Two open-source datasets were used to evaluate the proposed MFcontrail model: the Landsat-8 contrails dataset [30] and the OpenContrails dataset [20]. Both datasets provide human-labeled annotations of contrails in satellite imagery, enabling rigorous validation of segmentation performance across different spatial scales.

2.1. Landsat-8 Contrails Dataset

The Landsat-8 contrails dataset comprises 4289 human-labeled scenes (47% of which contain contrails), with annotations requiring over 950 person-hours. Scenes were primarily selected from 2018 imagery within the GOES-16 satellite’s view, prioritizing high contrail likelihood (e.g., via Mannstein algorithm screening or advected flight tracks) and supplemented with 20% random samples to mitigate selection bias.

Acquired by the Landsat-8 satellite—a sun-synchronous orbiter with a 16-day revisit cycle—the imagery offers 30 m resolution for visible/near-infrared bands and 100 m resolution for thermal infrared/cirrus bands, enabling detailed detection of young contrails. Labelers used false-color composites (integrating a 12 µm–11 µm brightness temperature difference, 1.37 µm cirrus reflectance, and 12 µm brightness temperature) with 2–4 annotators per scene; final labels reflect majority agreement.

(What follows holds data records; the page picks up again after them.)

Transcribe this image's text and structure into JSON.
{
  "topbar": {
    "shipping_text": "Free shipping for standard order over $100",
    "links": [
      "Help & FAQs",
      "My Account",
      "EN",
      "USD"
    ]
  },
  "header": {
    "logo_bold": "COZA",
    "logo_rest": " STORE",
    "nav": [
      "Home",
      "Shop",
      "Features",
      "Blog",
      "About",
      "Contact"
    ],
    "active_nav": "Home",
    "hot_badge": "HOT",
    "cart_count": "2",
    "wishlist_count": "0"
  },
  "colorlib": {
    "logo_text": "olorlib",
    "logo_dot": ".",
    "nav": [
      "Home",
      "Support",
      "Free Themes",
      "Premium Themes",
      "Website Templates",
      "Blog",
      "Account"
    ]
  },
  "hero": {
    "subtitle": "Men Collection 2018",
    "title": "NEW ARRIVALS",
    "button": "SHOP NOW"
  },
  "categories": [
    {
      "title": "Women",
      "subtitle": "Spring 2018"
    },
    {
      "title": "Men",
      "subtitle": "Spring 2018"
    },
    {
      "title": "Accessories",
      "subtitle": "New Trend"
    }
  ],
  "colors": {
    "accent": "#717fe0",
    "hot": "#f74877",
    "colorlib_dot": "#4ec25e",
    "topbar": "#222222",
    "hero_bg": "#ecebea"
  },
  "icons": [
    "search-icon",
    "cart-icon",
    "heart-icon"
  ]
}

Landsat-8’s operational strategy prioritizes daytime acquisitions, focusing on capturing day-lit terrestrial imagery. When operating at its daily limit of 725 images, it successfully acquires nearly all day-lit descending land scenes—particularly mid-latitude continental areas, where acquisition success rates exceed 99% [31]. While the satellite retains limited in nighttime imaging capabilities (e.g., for monitoring active volcanoes), such observations constitute a minor portion of its overall data collection, resulting in a lack of capacity for consistent nighttime monitoring.

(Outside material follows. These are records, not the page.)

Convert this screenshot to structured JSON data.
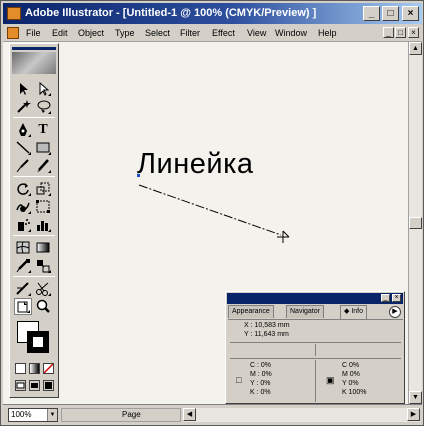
{
  "window": {
    "title": "Adobe Illustrator - [Untitled-1 @ 100% (CMYK/Preview) ]",
    "controls": {
      "minimize": "_",
      "maximize": "□",
      "close": "×"
    },
    "mdi_controls": {
      "minimize": "_",
      "restore": "□",
      "close": "×"
    }
  },
  "menu": [
    "File",
    "Edit",
    "Object",
    "Type",
    "Select",
    "Filter",
    "Effect",
    "View",
    "Window",
    "Help"
  ],
  "artwork": {
    "text": "Линейка"
  },
  "toolbox": {
    "tools": [
      "selection-tool",
      "direct-selection-tool",
      "magic-wand-tool",
      "lasso-tool",
      "pen-tool",
      "type-tool",
      "line-tool",
      "rectangle-tool",
      "paintbrush-tool",
      "pencil-tool",
      "rotate-tool",
      "scale-tool",
      "warp-tool",
      "free-transform-tool",
      "symbol-sprayer-tool",
      "graph-tool",
      "mesh-tool",
      "gradient-tool",
      "eyedropper-tool",
      "blend-tool",
      "slice-tool",
      "scissors-tool",
      "hand-tool",
      "zoom-tool"
    ],
    "type_glyph": "T"
  },
  "status": {
    "zoom": "100%",
    "page_label": "Page"
  },
  "info_panel": {
    "tabs": [
      "Appearance",
      "Navigator",
      "Info"
    ],
    "x": "X : 10,583 mm",
    "y": "Y : 11,643 mm",
    "left_cmyk": {
      "c": "C : 0%",
      "m": "M : 0%",
      "y": "Y : 0%",
      "k": "K : 0%"
    },
    "right_cmyk": {
      "c": "C  0%",
      "m": "M  0%",
      "y": "Y  0%",
      "k": "K  100%"
    }
  },
  "colors": {
    "titlebar_start": "#0a246a",
    "titlebar_end": "#a6caf0",
    "chrome": "#d4d0c8",
    "canvas": "#f4f2ec"
  }
}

2.2. OpenContrails Dataset

The OpenContrails dataset includes 20,544 training and 1866 validation samples (9283 with contrails, 1.2% of training pixels labeled), spanning April 2019–April 2020 between −50° and 50° latitude and −135° and −30° longitude. Sampling prioritized contrail-rich scenes (e.g., retaining 5% without flight tracks and 20% with <10 tracks) and included Street View-derived training scenes.

From GOES-16 (geostationary orbit, 10-min revisit), imagery has a 2 km thermal infrared resolution, facilitating temporal tracking. Labelers annotated 256 × 256 UTM-projected patches using an “ash” false-color scheme (12 μm, 12 μm–11 μm, and 11 μm–8 μm) with four annotators per patch; pixels are labeled as contrails with ≥3 agreements. Temporal context (five prior/two subsequent frames) and advected flight density aided labeling.

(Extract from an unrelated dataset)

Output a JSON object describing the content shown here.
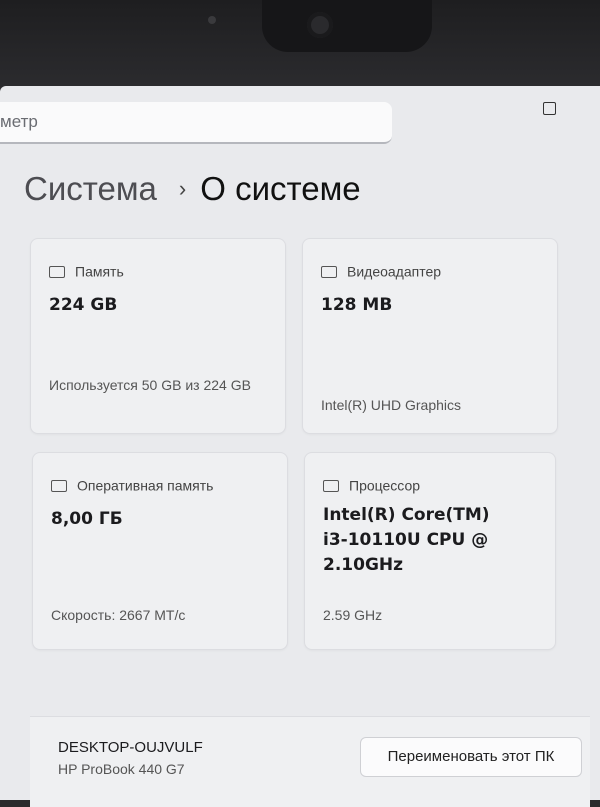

2.3. Model Validation Method

In this study, validation denotes the assessment of consistency between the model’s segmentation outputs and image annotations derived from satellite imagery ground truth, as annotated by human experts (utilizing the Landsat 8 and OpenContrails datasets). This process corresponds to ’image-level relative validation.’ Verification of the absolute physical accuracy of contrail boundaries necessitates cross-modal investigations employing non-imaging sensors, such as lidar, which represents a potential avenue for future research.

3. Methods

The MFcontrail segmentation model, as illustrated in Figure 1, adopts a Unet-like structure. The unique skip connections of Unet effectively mitigate edge detail loss caused by pooling operations by concatenating shallow high-resolution features with deep semantic features [32]. In this work, MaxViT is used as the encoder, and the decoder employs FreqFusion instead of simple upsampling, following the skip connection mechanism of Unet. The decoder’s input includes features from the previous decoding unit and high-resolution shallow features from the encoder’s skip connections, which are crucial for precise segmentation of pixel-level contrail thin-layer structures. Finally, we also designed an edge-aware composite loss function.

3.1. Color Projection

For the OpenContrails dataset, we adopted the “ash-style” color projection method tailored for thermal infrared (TIR) imagery, as originally used by Kulik [33]. The calculation is given by Equation (1).

R G B = 255 {(\frac{T_{R G B} or Δ T_{R G B} - T_{\min}}{T_{\max} - T_{\min}})}^{\frac{1}{γ}}

(1)

The brightness temperature values for each color channel are detailed in Table 1. As shown in Figure 2, the ash-style color projection not only preserves the brightness temperature difference between cloud surfaces and other surfaces, but also highlights ice clouds, which are one of the characteristic features of contrails.

The Landsat-8 false-color projection enhances contrail visibility by integrating thermal infrared (TIR) and cirrus bands. The method processes calibrated radiances from Bands 10 (11 μm), 11 (12 μm), and 9 (1.37 μm) to construct an RGB composite optimized for ice cloud detection (Table 2).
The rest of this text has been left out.